When your check outgrows a single kubectl … | jq invocation — multi-step logic, cross-resource comparisons, arithmetic that jq makes ugly — swap the runtime to tool-builder. It runs an arbitrary Bash or Python script that you supply, passed as a base64-encoded string in the GEN_CMD config value. Everything else about the Custom Discovery CodeCollection pattern stays the same — your CodeCollection still ships only rules and templates, and each rendered SLX still delegates execution to the RunWhen Generic CodeCollection.

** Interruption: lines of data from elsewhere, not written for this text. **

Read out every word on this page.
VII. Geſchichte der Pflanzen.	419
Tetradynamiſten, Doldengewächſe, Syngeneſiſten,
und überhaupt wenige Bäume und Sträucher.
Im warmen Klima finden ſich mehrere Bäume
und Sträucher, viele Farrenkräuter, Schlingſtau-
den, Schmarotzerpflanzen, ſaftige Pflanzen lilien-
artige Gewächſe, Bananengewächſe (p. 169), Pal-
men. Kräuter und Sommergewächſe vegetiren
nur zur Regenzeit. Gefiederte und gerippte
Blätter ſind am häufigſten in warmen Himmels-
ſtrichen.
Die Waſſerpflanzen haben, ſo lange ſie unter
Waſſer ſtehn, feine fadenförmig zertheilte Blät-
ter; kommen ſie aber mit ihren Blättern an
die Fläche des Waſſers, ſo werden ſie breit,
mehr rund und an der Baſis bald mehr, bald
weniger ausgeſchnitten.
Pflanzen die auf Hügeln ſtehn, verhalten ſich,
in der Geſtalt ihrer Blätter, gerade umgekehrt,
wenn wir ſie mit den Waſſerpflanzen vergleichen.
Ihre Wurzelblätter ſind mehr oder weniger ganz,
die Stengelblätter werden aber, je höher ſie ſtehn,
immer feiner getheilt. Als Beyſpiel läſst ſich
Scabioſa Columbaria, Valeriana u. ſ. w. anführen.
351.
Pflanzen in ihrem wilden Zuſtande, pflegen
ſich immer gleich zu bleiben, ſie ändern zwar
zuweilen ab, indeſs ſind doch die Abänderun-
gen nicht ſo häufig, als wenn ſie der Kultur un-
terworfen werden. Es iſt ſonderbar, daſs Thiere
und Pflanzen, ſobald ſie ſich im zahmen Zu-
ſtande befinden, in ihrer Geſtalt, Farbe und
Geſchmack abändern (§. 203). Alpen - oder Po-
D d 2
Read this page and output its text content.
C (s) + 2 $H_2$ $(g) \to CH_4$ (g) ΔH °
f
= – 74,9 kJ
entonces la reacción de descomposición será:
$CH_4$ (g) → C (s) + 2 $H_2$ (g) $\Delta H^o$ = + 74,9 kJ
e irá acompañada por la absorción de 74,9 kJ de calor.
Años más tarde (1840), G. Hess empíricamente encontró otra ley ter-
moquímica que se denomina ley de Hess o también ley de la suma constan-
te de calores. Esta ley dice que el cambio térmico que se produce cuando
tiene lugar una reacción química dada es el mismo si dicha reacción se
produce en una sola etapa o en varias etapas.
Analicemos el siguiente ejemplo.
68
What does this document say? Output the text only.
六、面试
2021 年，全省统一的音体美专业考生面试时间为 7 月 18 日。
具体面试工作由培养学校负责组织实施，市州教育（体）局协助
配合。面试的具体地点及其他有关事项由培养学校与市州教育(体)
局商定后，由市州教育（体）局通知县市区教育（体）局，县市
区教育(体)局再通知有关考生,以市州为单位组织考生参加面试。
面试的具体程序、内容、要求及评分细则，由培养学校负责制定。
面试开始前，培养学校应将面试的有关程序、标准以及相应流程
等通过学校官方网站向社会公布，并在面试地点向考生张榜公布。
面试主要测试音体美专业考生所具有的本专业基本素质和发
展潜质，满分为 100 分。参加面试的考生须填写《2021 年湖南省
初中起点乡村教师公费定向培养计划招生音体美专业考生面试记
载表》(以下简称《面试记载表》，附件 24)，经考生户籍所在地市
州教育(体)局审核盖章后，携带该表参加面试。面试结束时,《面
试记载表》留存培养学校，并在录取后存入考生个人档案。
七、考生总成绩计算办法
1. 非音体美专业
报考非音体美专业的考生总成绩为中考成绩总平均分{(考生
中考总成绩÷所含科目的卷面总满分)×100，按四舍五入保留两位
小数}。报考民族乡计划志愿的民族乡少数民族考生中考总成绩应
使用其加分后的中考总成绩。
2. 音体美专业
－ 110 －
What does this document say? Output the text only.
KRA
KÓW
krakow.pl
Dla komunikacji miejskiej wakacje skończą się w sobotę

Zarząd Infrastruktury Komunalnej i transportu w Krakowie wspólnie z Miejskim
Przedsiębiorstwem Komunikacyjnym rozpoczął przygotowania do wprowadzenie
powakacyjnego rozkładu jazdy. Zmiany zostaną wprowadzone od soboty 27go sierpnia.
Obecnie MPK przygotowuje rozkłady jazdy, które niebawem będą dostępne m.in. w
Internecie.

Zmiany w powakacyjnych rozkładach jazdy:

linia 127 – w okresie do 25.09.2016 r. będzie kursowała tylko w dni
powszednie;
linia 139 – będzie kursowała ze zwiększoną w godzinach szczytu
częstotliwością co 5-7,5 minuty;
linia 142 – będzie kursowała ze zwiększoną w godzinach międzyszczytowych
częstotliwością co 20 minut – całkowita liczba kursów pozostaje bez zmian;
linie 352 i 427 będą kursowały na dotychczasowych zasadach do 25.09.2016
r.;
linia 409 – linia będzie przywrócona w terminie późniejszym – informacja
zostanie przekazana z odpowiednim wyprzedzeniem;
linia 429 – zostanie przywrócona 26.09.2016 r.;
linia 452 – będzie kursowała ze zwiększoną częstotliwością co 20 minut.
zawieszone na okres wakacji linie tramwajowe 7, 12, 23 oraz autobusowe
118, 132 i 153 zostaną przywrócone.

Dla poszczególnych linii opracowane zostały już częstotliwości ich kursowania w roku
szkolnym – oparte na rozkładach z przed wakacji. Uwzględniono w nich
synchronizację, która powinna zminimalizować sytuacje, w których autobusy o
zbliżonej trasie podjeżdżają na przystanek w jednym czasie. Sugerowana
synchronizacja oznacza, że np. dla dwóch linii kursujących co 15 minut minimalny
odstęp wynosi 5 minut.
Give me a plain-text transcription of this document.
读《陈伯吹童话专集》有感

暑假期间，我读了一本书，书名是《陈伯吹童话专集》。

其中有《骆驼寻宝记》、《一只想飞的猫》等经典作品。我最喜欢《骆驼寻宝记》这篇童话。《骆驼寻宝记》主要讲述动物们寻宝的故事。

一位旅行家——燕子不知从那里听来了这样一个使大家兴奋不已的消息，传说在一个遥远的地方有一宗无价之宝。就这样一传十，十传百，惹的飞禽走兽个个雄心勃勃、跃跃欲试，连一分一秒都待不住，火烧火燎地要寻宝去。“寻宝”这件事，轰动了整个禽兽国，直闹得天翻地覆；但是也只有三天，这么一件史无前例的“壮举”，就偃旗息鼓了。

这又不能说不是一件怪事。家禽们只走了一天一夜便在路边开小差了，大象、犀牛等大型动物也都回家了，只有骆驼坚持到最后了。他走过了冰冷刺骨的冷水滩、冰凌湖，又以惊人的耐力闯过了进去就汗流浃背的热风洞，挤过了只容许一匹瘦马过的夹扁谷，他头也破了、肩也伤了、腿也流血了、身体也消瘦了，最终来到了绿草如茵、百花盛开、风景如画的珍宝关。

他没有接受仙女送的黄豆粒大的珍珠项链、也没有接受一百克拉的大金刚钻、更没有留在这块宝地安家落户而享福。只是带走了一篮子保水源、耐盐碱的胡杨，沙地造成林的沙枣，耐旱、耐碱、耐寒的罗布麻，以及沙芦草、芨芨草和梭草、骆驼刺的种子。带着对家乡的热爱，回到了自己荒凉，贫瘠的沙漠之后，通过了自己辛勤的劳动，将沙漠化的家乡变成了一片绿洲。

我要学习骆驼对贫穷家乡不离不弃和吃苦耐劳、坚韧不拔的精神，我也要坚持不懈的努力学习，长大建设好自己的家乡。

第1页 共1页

For the end-to-end authoring flow — script contract, base64 encoding step, per-resource env vars via CONFIG_ENV_MAP, secrets via SECRET_ENV_MAP, a copy-pasteable worked example, and dev → stage → prod promotion — see the Author Custom Tasks with MCP guide. The runtime’s config surface is also documented on the tool-builder Skill Template page in the RunWhen Skills Registry.

Where to go from here

You now have a repeatable pattern for turning any Kubernetes CRD into a monitored SLX with no Robot code of your own. From here:

  • Add more rules to the same CodeCollection. Anything that lives at .runwhen/generation-rules/*.yaml inside any codebundles/*/ folder gets picked up. Add a rule for bucketiammembers, hmackeys, or any other CRD in the same repo.
  • Swap the runtime. For AWS or Azure resources, point the SLI/TaskSet’s codeBundle.repoUrl at the same RunWhen Generic CodeCollection but change pathToRobot to codebundles/aws-cmd/sli.robot (see aws-cmd) or codebundles/azure-cmd/runbook.robot (see azure-cmd), and provide the corresponding CLI command in configProvided.
  • Layer in an SLO. Once the SLI has some history, add an outputItems: - type: slo entry to the rule with a burn-rate objective. See SLOs (Objectives).
  • Browse the registry for more Skill Templates. The RunWhen Skills Registry catalogs every published Skill Template across all CodeCollections. Filter to the RunWhen Generic CodeCollection to find other reusable runtimes (for example k8s-stdout-issue) that a rules-only CodeCollection can delegate to.
  • Let an MCP agent do the authoring. For custom scripts that don’t fit an existing runtime, the Author Custom Tasks with MCP guide walks through writing, live-testing, and rendering a bundle into this same CodeCollection from Cursor or Claude Desktop — with a round-trip check that keeps the base64-encoded GEN_CMD honest at PR review.
  • Manage the CodeCollection as code. The Managing Context as Code (GitOps) guide covers keeping your generation rules, tasks, and knowledge under version control end-to-end.